A partir de 2013, por exemplo, os pedidos de habeas corpus têm subido violentamente. Motivos? Vários. Entre outros, porque advogados dos réus têm uma estratégia. Se o habeas corpus cai com um ministro mais rigoroso, o advogado renuncia ao pedido e entra com outro igual, como analisa o professor Ivar Hartmann. E vai entrando com habeas corpus substituíveis unilateralmente. Até acertar. Acertar o quê? O ministro probabilisticamente mais favorável à petição. Qualquer banco de dados com as decisões de cada ministro, como no Supremo em Números, permite prever probabilisticamente o mais favorável, e o menos, à causa.

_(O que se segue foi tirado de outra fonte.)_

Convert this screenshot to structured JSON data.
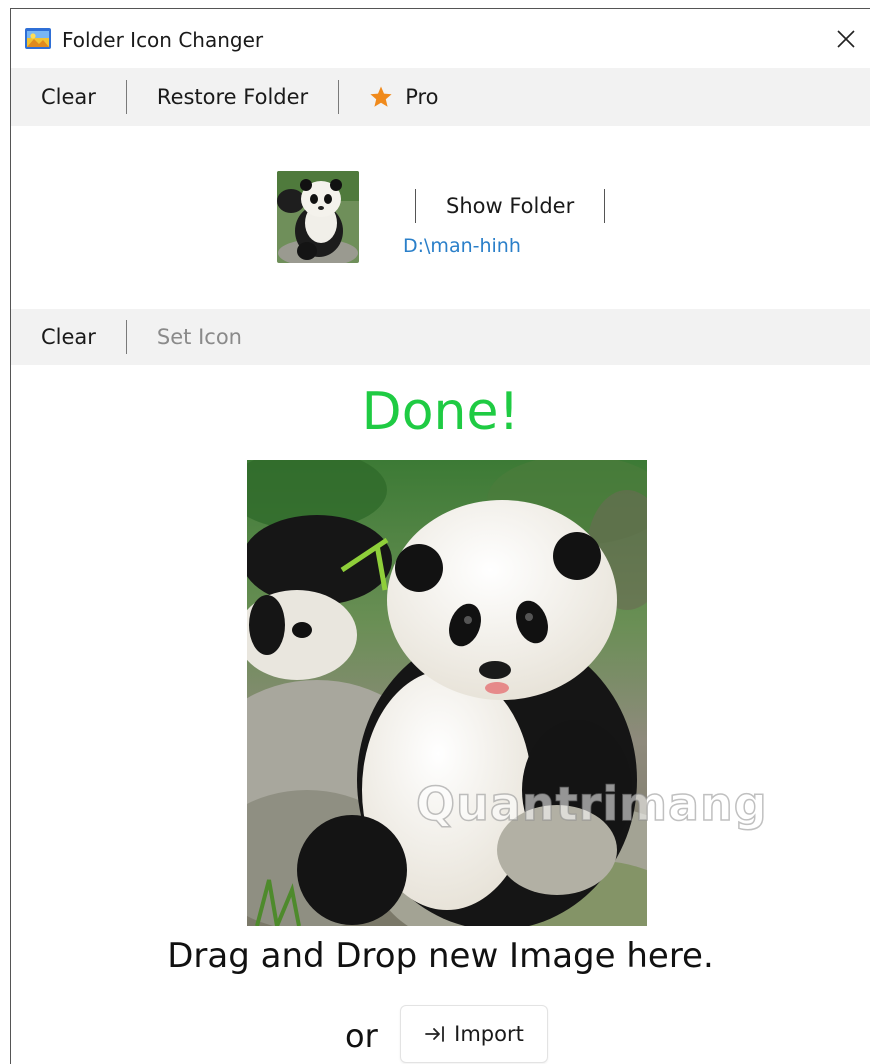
{
  "window": {
    "title": "Folder Icon Changer",
    "close_icon": "close-icon",
    "app_icon": "folder-image-icon"
  },
  "toolbar_top": {
    "clear_label": "Clear",
    "restore_label": "Restore Folder",
    "pro_label": "Pro",
    "pro_icon": "star-icon",
    "pro_color": "#f08a1c"
  },
  "folder": {
    "show_folder_label": "Show Folder",
    "path": "D:\\man-hinh",
    "path_color": "#2a7fc9"
  },
  "toolbar_mid": {
    "clear_label": "Clear",
    "set_icon_label": "Set Icon"
  },
  "status": {
    "text": "Done!",
    "color": "#1fcb43"
  },
  "preview": {
    "watermark": "Quantrimang"
  },
  "dropzone": {
    "text": "Drag and Drop new Image here.",
    "or_text": "or",
    "import_label": "Import",
    "import_icon": "import-arrow-icon"
  }
}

Transforma-se a distribuição dos processos numa loteria de cartas marcadas. E o Supremo é a vítima. É o alvo do tiro. Aliás, dos tiros. Mas aceita. Silêncio. Ministros constrangidos. Terá havido erro na distribuição? Quem decide se um ministro está impedido ou não? Há dúvidas a esclarecer. Uma investigação e providências internas podem e devem ser tomadas.

O caso André do Rap mostra também o emaranhado processual em que o Supremo se autoaprisionou. Como lembrou o ministro Barroso, somente houve este caso porque o Supremo duvida de si mesmo. Vale ou não a prisão em segunda instância?

Mais ainda. O presidente Fux defende que o Supremo tenha uma eficácia argumentativa diante de todos, incluindo a opinião pública. Neste emaranhado de recursos, esta eficácia é impossível. Os argumentos não têm nome. Não têm cara. Têm números. A ação 333.59.892 é contra a ação 976540, que difere do agravo 11.90008. Misturam-se números com citações e reitera-se que o procedimento do relator está errado. Difícil. Discussões processuais que mesmo quem entende não compreende.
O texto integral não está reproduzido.